Built at the height of the Cold War in the 1962, the bomb
was designed to be dropped onto a target by a massive B-52
Stratofortress strategic bomber. McConaha says it contained
about 300 pounds of high explosive surrounding the uranium,
referred to as 'the pit.'
"The world is a safer place with this dismantlement," said
Thomas D'Agostino, Under Secretary of Energy and Administrator
of the National Nuclear Security Administration.
"The B53 was a weapon developed in another time for a
different world. Today, we are moving beyond the Cold War
nuclear weapons complex that built this type of weapons," he
said.
The process of eliminating the massive nuclear weapons,
known as "the last of the big dogs," began 14 years ago.
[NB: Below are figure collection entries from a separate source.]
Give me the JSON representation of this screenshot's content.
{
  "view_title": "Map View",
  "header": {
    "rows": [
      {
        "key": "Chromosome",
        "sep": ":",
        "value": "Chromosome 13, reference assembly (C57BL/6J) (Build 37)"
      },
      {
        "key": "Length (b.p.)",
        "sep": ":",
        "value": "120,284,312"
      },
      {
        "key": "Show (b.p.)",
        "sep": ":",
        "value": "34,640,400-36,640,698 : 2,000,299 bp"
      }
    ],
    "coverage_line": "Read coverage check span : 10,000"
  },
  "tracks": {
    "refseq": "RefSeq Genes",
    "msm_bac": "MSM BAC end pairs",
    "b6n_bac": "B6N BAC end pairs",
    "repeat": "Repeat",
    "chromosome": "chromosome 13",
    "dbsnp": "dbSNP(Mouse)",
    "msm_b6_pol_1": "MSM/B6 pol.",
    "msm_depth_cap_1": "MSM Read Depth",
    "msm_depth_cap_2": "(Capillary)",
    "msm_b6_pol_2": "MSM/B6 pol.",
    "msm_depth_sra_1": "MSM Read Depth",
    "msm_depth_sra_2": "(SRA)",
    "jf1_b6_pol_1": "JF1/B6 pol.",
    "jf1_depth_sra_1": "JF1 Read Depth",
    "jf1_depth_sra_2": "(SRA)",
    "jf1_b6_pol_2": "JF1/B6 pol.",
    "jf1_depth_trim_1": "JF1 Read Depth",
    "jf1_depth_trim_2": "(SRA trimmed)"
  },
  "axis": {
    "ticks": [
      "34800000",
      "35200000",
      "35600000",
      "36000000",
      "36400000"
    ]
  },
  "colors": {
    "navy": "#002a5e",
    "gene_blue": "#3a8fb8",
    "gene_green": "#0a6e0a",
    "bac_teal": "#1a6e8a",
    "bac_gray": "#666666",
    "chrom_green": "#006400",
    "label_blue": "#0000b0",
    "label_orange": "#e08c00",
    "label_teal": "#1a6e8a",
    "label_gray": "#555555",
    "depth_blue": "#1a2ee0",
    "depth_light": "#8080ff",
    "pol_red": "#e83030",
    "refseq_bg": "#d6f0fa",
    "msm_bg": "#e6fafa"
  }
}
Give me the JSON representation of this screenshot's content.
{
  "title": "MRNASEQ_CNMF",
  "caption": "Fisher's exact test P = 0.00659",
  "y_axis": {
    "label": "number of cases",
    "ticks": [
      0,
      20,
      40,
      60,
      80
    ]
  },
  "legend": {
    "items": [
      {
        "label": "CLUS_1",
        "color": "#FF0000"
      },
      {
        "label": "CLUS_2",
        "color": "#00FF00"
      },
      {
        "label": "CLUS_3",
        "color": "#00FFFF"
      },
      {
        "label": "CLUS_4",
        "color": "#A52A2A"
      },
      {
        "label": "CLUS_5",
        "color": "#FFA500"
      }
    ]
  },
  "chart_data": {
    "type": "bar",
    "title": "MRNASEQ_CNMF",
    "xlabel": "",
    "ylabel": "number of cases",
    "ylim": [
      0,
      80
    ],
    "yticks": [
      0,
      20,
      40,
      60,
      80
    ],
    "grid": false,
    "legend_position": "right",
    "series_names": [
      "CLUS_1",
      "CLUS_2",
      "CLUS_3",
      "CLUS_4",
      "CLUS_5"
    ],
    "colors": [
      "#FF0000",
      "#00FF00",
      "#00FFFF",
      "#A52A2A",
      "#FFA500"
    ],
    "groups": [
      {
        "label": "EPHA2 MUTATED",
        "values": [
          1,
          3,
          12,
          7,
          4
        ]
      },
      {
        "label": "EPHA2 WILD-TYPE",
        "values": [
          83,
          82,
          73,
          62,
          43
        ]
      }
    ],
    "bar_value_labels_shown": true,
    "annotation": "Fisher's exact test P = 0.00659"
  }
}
"It started with retiring a weapon from active or inactive
service," McConaha said. "In this case, President Clinton did
that back in the nineties, in 1997."
Many B53s were retired before that, but a "significant
number" had remained in the U.S. arsenal, McConaha said.
In addition to challenges related to the bomb's massive
size and awesome explosive punch, the dismantlement process was
made more difficult by the weapon's use of older technology
developed by engineers who have since died.
The explosive is carefully separated from the nuclear
materials, McConaha explained. Some materials will be reused,
while most of the bomb will be shredded and disposed of.
The number of B53s that were once in service, and the
number that have been disassembled, remains classified, but
McConaha confirmed that Tuesday's bomb was the final one.